当时的我总是低着头,不爱和人说话,常常无所事事的到处搞点小破坏,所以被老师推荐去参加志愿活动。没想到,人生第一次的参与将我带到了一个新的领域,我竟然爱上了公益,甚至还在心里埋下了一颗要一辈子去做的理想萌芽。从那以后我开始专心为自己的理想事业努力,活跃在各种志愿者协会、公益社团中。

正当我满怀热情地前行的时候,一次备受挫折的志愿活动让我失望到几近放弃。

那时我们为一所民工子弟学校的孩子带去书籍和礼品,并想要通过英语教学的课程让他们感受知识的魅力,引导他们建立用知识改变人生的学习态度。就在教学计划实施的过程中,一个小女孩不耐烦地对我说:“哥哥,你直接把礼物给我吧!你们来不就是为了送我们礼物吗?”

我从未预想到自己提供的帮助竟然这样不被需要,理想变成不被认可的负担,这让我觉得糟糕透了!

而我的沮丧,让我开始疑惑:我一直想要通过自己的力量去帮助别人,但对于他们来说,这些帮助是真的被需要吗?或者说,是否存在有一种更好的方法给予他们帮助?

可惜的是,即使我反反复复地尝试与寻找,也依旧得不出任何让自己满意的答案。我停滞不前,有了放弃所谓“理想”的念头。

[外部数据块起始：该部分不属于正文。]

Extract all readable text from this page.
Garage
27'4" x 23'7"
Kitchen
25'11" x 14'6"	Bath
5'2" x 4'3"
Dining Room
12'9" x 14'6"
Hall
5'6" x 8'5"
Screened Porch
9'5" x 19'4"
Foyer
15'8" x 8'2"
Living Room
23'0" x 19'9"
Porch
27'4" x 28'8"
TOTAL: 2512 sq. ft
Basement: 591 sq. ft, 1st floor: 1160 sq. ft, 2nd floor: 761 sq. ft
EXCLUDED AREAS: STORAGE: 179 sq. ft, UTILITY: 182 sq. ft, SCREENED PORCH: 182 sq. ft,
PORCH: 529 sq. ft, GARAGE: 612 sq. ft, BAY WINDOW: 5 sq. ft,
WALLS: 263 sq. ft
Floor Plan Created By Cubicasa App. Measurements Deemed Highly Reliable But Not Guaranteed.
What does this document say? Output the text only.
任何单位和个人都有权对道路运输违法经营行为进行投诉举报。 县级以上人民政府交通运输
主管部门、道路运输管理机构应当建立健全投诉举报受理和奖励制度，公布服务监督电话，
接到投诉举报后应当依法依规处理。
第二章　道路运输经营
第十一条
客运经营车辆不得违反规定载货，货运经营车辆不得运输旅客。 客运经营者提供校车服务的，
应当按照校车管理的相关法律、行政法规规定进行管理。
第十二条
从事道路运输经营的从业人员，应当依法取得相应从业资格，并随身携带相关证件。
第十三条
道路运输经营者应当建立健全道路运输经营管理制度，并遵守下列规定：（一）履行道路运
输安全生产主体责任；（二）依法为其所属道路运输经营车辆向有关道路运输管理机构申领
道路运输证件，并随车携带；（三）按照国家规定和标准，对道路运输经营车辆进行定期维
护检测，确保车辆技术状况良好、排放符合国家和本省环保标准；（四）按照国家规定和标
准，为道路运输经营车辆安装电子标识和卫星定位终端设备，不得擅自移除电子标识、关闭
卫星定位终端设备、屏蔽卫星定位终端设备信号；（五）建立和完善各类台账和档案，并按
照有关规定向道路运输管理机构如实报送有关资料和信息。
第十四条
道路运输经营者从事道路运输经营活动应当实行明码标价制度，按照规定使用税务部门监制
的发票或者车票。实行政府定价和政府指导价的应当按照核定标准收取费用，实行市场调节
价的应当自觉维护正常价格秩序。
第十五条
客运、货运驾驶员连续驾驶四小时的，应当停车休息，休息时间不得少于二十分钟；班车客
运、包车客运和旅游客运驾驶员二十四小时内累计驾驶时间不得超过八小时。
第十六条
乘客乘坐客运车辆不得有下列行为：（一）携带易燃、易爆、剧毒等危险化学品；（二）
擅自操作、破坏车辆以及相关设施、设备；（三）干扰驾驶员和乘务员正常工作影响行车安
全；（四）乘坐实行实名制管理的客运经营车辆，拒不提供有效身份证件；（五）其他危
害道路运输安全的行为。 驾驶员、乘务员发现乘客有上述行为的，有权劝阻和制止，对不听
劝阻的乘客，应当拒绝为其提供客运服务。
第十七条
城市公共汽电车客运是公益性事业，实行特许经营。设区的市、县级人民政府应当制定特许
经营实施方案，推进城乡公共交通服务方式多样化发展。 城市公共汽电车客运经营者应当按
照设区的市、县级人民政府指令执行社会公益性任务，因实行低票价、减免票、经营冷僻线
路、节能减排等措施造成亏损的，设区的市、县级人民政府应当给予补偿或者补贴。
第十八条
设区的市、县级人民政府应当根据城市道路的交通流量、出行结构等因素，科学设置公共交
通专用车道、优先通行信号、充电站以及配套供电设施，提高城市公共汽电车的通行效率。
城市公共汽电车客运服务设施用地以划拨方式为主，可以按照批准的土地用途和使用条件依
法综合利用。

直到大三,因为在伦敦留学的机会,让我能够进入玛莎百货的CSR部门进行实习。作为同时学习工商管理与人类学的我来说,是听说过“企业社会责任”这样的概念。但我并不觉得它与之前自己经历过的帮助企业进行公益活动的事例有什么差别。只有在我真正走进这家英国最大的跨国商业零售企业时,才发现它还真有点不同。

不,应该说是很大的不同。

在那里,员工从来不会被要求去说服顾客他所挑选的衣物是如何穿即显瘦,也不会在休渔期去大力促销非应季的生鲜产品。但这些员工却很愿意去和顾客分享产品背后所蕴藏的那一条可持续的绿色生产链,告诉他们,这条生产链正在改变着企业的运营模式,正在帮助着企业的周边社区。它已经开始让企业为保护环境做出努力,为减少碳排放贡献力量。此外,玛莎百货还会主动招募伦敦大街上的流浪汉,为他们提供3个月的免费技能培训。优秀的学习者,将会被正式录用,继续工作。相处中我发觉,这些被留下的流浪汉员工始终认真勤奋,即使我不愿承认,但我真的有被威胁的感觉。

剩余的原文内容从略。